CARLSON: Yes, that's right. So you have the reaction with that interview with the woman from the U.K. that I did. I felt sorry for her. I wasn't mad at her, but she has been told by the religious leaders in her global warming cult that having children is wrong and so she's basically joined a monastery and given up her life in service of their weird religion. I mean, she's the victim.

STEYN: Yes, well, actually, modern day climate cultism is rather like the Shakers. The Shakers, you'll recall, in parts of northern New England, they -- they eschewed breeding so their tribe would not multiply and they could only win over people, create more Shakers by conversion.

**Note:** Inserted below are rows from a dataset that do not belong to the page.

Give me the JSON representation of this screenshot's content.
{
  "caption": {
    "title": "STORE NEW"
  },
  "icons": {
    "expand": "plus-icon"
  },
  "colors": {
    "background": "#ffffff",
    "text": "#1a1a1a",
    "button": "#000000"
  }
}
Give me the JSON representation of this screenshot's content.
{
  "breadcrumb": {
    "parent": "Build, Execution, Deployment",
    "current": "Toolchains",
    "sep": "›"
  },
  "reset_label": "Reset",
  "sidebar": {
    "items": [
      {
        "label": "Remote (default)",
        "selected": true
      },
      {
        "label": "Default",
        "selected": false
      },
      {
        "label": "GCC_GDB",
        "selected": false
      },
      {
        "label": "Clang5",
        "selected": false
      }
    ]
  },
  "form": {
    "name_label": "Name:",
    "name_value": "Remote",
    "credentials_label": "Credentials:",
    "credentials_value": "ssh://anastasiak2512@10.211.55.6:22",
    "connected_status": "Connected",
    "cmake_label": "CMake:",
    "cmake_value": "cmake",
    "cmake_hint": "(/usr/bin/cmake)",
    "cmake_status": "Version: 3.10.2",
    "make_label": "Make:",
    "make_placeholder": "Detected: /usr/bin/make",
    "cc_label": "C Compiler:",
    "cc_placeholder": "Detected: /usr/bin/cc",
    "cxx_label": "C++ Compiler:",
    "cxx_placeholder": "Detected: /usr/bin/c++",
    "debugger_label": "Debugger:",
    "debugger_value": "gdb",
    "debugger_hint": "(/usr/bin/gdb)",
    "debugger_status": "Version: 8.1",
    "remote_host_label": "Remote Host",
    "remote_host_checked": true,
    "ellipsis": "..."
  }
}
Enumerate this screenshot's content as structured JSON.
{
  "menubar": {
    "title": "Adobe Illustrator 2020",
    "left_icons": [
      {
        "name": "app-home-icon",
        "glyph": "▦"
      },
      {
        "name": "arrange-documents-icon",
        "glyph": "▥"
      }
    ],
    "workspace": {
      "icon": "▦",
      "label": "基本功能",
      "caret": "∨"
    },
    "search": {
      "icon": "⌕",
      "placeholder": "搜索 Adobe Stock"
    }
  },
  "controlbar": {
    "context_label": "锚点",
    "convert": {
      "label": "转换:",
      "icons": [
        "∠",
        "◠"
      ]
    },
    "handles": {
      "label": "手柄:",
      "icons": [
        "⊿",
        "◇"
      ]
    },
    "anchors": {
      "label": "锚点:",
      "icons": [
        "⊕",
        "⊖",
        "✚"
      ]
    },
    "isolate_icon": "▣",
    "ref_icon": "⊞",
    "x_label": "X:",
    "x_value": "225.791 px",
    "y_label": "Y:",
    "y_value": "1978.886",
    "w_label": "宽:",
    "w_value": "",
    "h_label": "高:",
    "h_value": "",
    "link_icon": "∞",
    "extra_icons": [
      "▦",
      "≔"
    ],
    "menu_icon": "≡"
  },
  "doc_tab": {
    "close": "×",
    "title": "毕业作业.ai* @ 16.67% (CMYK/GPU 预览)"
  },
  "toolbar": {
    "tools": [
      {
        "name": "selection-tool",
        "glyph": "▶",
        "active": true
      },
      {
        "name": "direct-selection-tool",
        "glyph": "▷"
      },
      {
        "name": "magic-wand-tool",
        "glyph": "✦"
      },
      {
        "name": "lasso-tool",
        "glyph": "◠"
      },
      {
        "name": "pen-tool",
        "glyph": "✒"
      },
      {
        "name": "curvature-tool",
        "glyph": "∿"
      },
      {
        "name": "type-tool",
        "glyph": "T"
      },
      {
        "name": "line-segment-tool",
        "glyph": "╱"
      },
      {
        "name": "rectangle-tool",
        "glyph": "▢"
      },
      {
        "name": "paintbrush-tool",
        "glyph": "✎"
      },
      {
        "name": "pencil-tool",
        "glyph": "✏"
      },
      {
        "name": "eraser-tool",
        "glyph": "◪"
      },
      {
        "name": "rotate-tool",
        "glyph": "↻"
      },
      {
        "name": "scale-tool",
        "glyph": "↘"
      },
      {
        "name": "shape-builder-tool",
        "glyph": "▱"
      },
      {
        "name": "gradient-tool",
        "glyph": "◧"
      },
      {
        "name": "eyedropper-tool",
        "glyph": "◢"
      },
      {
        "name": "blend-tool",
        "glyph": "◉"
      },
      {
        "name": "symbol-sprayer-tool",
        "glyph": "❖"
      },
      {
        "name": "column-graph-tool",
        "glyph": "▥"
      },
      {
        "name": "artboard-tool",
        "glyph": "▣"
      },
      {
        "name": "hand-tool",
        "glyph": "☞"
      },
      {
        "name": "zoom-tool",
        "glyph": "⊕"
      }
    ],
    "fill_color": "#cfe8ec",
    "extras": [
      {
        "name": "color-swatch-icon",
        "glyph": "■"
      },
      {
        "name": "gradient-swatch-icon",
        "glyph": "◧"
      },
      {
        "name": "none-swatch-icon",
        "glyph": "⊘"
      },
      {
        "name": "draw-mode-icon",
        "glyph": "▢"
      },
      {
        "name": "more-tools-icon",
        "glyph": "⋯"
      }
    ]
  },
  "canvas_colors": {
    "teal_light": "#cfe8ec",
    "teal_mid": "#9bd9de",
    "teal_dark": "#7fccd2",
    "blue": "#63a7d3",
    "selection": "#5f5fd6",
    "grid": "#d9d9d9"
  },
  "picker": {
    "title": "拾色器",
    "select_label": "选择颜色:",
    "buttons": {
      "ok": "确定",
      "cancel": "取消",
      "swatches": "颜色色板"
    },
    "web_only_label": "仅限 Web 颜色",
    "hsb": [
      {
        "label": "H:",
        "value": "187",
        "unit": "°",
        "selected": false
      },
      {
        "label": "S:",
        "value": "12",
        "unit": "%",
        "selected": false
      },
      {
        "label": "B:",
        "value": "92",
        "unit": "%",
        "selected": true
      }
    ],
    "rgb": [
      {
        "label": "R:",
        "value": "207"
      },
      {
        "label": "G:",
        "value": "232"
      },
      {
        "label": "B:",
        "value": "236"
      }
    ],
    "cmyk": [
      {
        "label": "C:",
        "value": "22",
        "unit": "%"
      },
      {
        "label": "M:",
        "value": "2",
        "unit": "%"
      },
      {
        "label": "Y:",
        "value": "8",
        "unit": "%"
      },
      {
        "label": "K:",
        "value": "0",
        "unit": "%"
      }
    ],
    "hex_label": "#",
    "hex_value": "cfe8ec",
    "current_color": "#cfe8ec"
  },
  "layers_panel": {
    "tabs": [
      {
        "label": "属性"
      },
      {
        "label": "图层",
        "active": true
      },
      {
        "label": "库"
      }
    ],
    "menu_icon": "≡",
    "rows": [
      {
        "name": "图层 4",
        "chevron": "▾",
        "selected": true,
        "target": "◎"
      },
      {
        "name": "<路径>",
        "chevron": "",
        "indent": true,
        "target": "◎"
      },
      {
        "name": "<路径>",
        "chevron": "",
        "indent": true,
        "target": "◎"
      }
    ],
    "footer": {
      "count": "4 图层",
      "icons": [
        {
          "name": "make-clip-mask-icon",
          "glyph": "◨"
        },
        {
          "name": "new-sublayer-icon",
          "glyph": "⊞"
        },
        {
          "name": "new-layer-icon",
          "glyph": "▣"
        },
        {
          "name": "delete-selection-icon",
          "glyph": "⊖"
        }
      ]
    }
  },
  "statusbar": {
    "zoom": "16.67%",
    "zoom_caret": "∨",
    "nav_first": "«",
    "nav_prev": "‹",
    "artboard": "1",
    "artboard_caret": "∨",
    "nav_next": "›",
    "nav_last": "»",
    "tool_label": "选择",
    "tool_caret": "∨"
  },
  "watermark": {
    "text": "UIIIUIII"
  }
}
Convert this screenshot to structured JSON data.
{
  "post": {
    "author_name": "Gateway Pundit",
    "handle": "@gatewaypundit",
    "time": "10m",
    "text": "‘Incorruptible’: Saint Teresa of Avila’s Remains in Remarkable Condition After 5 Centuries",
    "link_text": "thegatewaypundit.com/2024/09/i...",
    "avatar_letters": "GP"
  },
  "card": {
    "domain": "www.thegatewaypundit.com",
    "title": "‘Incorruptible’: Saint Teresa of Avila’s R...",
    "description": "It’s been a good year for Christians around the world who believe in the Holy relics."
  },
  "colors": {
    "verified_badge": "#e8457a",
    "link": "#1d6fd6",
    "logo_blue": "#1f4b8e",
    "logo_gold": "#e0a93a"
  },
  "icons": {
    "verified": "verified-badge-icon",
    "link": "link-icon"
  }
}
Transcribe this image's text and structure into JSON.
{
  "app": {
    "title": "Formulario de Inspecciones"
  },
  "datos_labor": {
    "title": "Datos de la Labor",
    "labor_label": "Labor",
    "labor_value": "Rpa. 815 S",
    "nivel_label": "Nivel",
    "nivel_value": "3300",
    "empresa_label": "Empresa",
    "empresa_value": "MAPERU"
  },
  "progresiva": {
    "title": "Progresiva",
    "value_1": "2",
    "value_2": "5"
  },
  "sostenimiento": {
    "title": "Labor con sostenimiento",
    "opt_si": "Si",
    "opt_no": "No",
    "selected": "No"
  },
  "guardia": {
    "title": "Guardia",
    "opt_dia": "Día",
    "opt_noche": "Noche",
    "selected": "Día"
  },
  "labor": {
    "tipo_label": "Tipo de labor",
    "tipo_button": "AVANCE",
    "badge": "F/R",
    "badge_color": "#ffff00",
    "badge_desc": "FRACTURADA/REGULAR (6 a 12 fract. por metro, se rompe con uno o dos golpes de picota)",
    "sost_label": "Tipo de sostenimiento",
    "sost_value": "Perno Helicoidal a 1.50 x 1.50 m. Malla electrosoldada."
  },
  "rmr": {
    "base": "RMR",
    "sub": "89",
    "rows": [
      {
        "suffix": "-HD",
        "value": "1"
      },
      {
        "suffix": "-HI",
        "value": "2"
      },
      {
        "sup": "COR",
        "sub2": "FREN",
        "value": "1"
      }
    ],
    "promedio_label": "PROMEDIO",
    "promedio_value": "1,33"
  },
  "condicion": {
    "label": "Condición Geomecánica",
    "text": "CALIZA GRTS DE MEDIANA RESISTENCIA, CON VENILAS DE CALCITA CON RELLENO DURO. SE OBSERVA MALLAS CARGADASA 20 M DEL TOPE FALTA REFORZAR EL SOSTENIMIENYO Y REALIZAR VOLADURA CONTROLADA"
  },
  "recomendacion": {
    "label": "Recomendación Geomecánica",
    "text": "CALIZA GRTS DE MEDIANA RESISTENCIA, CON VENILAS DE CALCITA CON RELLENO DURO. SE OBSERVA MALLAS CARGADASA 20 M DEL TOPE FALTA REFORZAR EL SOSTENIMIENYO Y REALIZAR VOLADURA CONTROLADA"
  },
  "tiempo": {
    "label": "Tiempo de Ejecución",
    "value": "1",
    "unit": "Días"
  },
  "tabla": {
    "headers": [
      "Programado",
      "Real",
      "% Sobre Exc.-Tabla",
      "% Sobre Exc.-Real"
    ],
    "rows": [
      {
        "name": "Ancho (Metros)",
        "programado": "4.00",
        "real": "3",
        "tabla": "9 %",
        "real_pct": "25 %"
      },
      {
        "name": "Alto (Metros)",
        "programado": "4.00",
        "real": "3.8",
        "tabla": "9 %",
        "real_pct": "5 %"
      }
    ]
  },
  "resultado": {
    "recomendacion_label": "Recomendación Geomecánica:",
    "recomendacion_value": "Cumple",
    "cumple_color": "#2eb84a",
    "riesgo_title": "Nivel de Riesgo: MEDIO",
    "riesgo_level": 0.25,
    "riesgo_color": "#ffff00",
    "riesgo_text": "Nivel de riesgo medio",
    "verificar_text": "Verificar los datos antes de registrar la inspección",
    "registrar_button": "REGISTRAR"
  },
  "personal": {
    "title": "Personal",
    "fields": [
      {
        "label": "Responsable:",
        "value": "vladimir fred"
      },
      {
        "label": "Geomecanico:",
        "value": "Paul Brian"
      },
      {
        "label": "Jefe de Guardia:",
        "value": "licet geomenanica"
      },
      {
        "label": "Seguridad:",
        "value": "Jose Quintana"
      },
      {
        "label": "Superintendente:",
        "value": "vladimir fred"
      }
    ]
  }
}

That's actually modern day liberalism whether by your previous guest or Mayor de Blasio, hence these -- hence these Meatless Mondays. Which, again, for de Blasio's point of view, it's just boutique attitude striking narcissistic solipsistic naval gazing nonsense liberalism, but at the sharp end, the people like that young lady you talked to, who are terrified because they made the mistake of believing these lunatics.

CARLSON: That's exactly right. I mean, Jim Jones was hilarious until your niece joined him and moved to Guyana. At which point, it became really, really tragic.

STEYN: Exactly, yes.

CARLSON: Can I just point out though that the Shakers did useful things. I mean, they had a beautiful aesthetic sense. They were tremendous carpenters. They built great furniture and boxes, and they are famous for t heir joinery. What do progressives create?

STEYN: Oh, well, that's Shakerism without the attractive furniture. This other big meat story, I mean, I think one of the reasons they don't like meat, by the way, is because it's a primal thing. Even if you get it in a polystyrene Wendy's drive-thru container, the idea is that that's why the expression "red meat" is used for particularly raw, bloody rhetoric. You know --

CARLSON: Well, exactly. Exactly.

STEYN: Hitler had at Nuremberg rally, and he tossed some red meat to the crowd. So actually, the war on red meat is part of the sort of anesthetizing of society in that sense. That's masculinity.

CARLSON: That's true. Though I would point out that the genocidal leader you just mentioned was a vegetarian. Just in all fairness.

STEYN: Yes, yes. That's true.

CARLSON: Mark Steyn -- militantly -- great to see you. Thank you very much for that.

STEYN: Always a pleasure to be with you, Tucker.

CARLSON: We're out of time. It is for me. We will be back tomorrow, 8:00 p.m.